In ACE INA Insurance v. Associated Electric, the Ontario Court of Appeal upheld an Ontario Superior Court of Justice decision which held that unless prescribed otherwise by statute, an excess insurer is only required to contribute to defence costs if it has a duty to defend or if such contribution is expressly stated in the policy.

The court looked at the doctrine of equitable contribution and its application to an excess policy which contained no duty to defend.

ACE insured Toronto Hydro through a comprehensive general liability policy, which had a $1M per occurrence limit. AEGIS was Toronto Hydro’s excess liability insurer, the excess policy had limits of $45M.

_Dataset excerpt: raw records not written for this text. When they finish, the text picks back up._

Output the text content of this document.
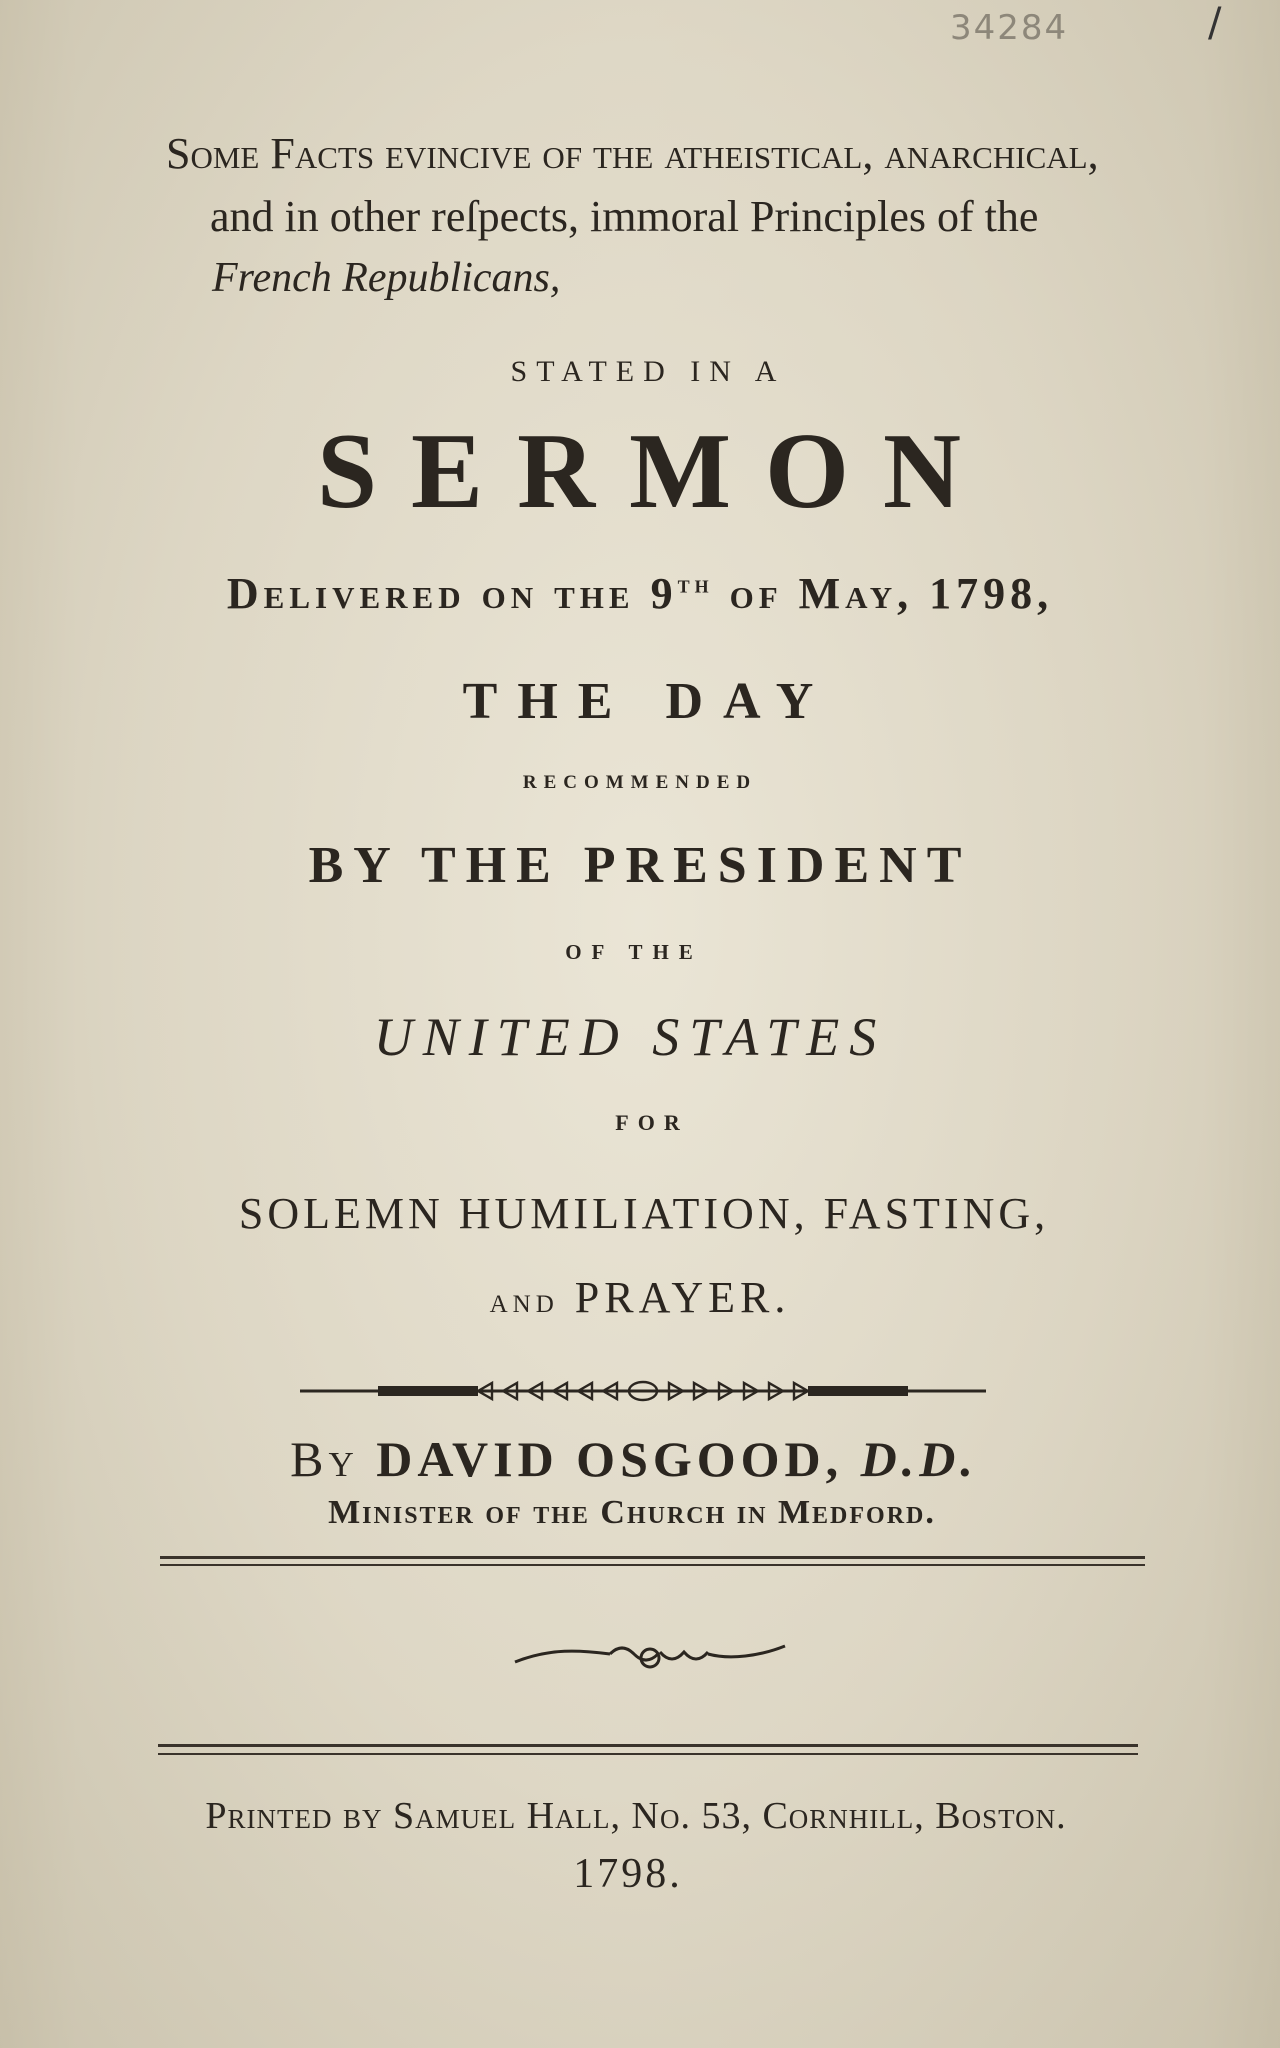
34284	/
Some Facts evincive of the atheiſtical, anarchical,
and in other reſpects, immoral Principles of the
French Republicans,
STATED IN A
SERMON
Delivered on the 9th of May, 1798,
THE DAY
RECOMMENDED
BY THE PRESIDENT
OF THE
UNITED STATES
FOR
SOLEMN HUMILIATION, FASTING,
and PRAYER.
By DAVID OSGOOD, D.D.
Minister of the Church in Medford.
Printed by Samuel Hall, No. 53, Cornhill, Boston.
1798.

Following an explosion in the electrical vault of an apartment building, damages in excess of $50 million were sought as against Toronto Hydro. The ACE policy contained a duty to defend clause and provided for unlimited defence costs without eroding the $1M policy limit. AEGIS did not have a duty to defend except when defence costs were not otherwise provided for in another valid insurance policy. Its payment of defence costs would have eroded the $45M policy limit.

AEGIS argued that the doctrine of equitable contribution applies only when the same risk is covered by two policies. ACE contended that it would be unfair for AEGIS not to contribute to defence costs, when it faces a larger proportion of the exposure.

The Court of Appeal agreed with the interpretation of equitable contribution put forth by AEGIS in holding that if the policy covers a different risk, then the doctrine does not apply, “Equitable contribution is not a free-standing method of apportioning losses between different levels of insurance according to a court’s view of what would be fair in the circumstances”.